Le pèlerin de Dunia rejoint la patrie des songes en s’imprégnant des meilleures intentions du monde.

A la lueur de l’aube, le voyageur de la savane se réveille. Il grignote une galette salée pour s’armer d’une dose d’énergie. Sur le chemin, il avance le pas en monologuant :

– Comment aider, défendre la veuve et l’orphelin ?

– Comment secourir la sœur, le frère, le voisin, l’ami, le collègue en détresse ?

 – Comment briser la chaîne de l’esclave, libérer le pitoyable du vice ?

– Comment apporter le salut à son semblable ?

Pendant que le laboureur de la grande savane besogne ardemment sous le soleil du Mogho, implorant le meilleur pour son prochain, des yeux dans l’obscurité le condamnent. Des mains invisibles déterrent ses semences. Les graines qu’il a peiné pour obtenir. Dans l’ombre, des doigts meurtriers écrasent cruellement ses bourgeons.  Par méchanceté, on jette des épines sur le chemin que sa sueur et son labeur ont balayé.
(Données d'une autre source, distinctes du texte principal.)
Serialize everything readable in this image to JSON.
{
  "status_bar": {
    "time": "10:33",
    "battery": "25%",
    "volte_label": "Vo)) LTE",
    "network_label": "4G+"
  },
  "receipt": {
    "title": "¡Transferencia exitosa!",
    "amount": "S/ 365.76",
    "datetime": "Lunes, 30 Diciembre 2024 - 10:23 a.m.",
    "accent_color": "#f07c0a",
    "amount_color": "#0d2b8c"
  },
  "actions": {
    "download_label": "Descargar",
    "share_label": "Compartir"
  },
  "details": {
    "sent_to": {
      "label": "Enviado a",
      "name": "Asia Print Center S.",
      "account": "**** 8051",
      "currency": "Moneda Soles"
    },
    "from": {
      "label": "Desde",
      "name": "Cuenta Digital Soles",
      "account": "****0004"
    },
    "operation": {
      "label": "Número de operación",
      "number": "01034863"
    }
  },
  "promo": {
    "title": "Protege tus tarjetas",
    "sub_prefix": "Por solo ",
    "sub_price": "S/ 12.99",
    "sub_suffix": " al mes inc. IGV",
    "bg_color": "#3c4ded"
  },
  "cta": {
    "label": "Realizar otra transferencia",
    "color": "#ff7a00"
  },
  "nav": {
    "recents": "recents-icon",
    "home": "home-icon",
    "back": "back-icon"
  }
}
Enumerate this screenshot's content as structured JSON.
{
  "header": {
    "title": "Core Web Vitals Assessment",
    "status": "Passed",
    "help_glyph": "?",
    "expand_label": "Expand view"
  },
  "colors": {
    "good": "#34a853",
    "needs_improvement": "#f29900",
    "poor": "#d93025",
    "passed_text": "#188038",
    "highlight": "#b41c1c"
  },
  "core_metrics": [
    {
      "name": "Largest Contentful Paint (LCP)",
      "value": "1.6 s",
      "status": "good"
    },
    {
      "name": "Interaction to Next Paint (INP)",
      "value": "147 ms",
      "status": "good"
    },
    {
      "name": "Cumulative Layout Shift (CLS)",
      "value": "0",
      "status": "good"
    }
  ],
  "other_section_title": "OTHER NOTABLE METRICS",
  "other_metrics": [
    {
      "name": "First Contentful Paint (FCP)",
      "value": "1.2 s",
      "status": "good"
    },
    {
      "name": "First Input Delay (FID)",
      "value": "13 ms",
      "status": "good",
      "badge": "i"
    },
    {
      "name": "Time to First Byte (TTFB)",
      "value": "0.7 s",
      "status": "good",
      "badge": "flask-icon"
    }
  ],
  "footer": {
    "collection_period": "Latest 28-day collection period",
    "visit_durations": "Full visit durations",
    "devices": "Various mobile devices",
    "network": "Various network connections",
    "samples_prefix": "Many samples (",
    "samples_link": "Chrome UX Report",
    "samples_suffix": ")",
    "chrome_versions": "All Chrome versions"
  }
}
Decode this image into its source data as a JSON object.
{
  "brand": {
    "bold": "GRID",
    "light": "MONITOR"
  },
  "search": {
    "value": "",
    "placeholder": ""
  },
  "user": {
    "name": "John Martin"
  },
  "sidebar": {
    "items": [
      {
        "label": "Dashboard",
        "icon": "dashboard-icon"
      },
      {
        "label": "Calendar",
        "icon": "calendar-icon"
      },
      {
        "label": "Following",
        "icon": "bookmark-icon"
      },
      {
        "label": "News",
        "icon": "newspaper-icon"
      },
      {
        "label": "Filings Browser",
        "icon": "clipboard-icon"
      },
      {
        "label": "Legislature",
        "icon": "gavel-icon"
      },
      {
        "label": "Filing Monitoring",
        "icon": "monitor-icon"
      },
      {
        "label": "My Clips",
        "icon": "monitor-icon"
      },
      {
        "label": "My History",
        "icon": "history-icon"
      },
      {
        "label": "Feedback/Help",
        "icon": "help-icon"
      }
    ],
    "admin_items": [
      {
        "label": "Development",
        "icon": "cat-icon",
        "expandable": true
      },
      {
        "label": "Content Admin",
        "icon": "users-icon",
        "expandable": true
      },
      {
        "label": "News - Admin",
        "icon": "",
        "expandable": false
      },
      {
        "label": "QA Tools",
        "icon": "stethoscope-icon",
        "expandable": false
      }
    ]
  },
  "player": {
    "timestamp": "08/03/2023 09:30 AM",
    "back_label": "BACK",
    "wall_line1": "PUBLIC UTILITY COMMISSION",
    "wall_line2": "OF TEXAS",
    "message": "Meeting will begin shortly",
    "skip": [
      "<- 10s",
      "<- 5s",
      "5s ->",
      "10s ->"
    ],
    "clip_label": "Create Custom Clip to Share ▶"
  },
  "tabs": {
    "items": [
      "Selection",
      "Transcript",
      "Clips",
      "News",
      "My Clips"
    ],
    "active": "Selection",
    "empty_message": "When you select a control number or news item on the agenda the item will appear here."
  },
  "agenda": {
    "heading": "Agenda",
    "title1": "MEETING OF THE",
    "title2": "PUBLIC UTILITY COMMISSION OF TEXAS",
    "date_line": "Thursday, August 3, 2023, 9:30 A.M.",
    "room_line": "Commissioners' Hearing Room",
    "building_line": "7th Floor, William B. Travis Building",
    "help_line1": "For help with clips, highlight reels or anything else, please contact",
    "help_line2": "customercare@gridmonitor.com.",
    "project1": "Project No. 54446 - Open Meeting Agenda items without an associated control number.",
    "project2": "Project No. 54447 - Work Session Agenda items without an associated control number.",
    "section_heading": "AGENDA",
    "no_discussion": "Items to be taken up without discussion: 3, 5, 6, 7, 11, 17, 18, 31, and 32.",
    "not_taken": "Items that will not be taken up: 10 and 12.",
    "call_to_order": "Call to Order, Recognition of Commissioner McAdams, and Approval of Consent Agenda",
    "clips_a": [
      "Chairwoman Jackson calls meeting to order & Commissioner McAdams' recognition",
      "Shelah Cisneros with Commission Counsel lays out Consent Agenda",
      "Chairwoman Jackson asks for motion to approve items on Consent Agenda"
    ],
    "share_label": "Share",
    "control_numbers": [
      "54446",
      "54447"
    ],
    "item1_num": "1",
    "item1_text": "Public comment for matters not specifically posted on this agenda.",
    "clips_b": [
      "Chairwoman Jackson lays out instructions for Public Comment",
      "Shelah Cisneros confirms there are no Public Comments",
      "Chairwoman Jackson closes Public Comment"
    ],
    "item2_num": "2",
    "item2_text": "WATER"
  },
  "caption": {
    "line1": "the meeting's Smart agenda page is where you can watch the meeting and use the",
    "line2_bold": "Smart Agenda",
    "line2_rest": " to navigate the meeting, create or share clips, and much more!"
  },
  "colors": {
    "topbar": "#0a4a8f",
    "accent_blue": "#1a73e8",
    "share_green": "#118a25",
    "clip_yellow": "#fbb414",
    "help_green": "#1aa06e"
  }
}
On agit pour détruire les racines prometteuses de ses plantes.

Quelle injustice ! Triste réalité.

Il n’y a pas de mépris sans raison. La méchanceté n’est jamais gratuite. Elle à une source, une motivation. Susciter de la jalousie est une preuve formelle que l’on chemine sur une voie d’avenir. Conscient de cela, le travailleur de la savane concentre toute son énergie sur sa tâche.

Lorsque le pèlerin de la grande savane de Dunia découvre avec stupéfaction ses semences piétinées, ses fleurs écrasées, il s’attriste, peine et pardonne. Il verse des larmes pour le sacrifice, pour l’effort, pour l’espoir gaspillé par ignorance.

Sans haine, il reprend son travail. Doté par la nature d’un optimisme inébranlable, le pèlerin du pays des Hommes intègres est flexible.     

Il plie, mais ne rompe point.

L’explorateur de la savane est souvent affligé par les choses impropres étiquetées à son image. Il est chagriné par les langues mensongères qui écorchent son âme par malveillance.

Sous les croche-pieds,  il trébuche. Il  tombe sous les tacles de malignités. Automatiquement, il se relève pour continuer son chemin. Sans aversion.

Les adeptes de l’ombre qui manigancent pour sa perdition ignorent sciemment ses qualités. Pour lui nuire, ils se focalisent sur ses défauts.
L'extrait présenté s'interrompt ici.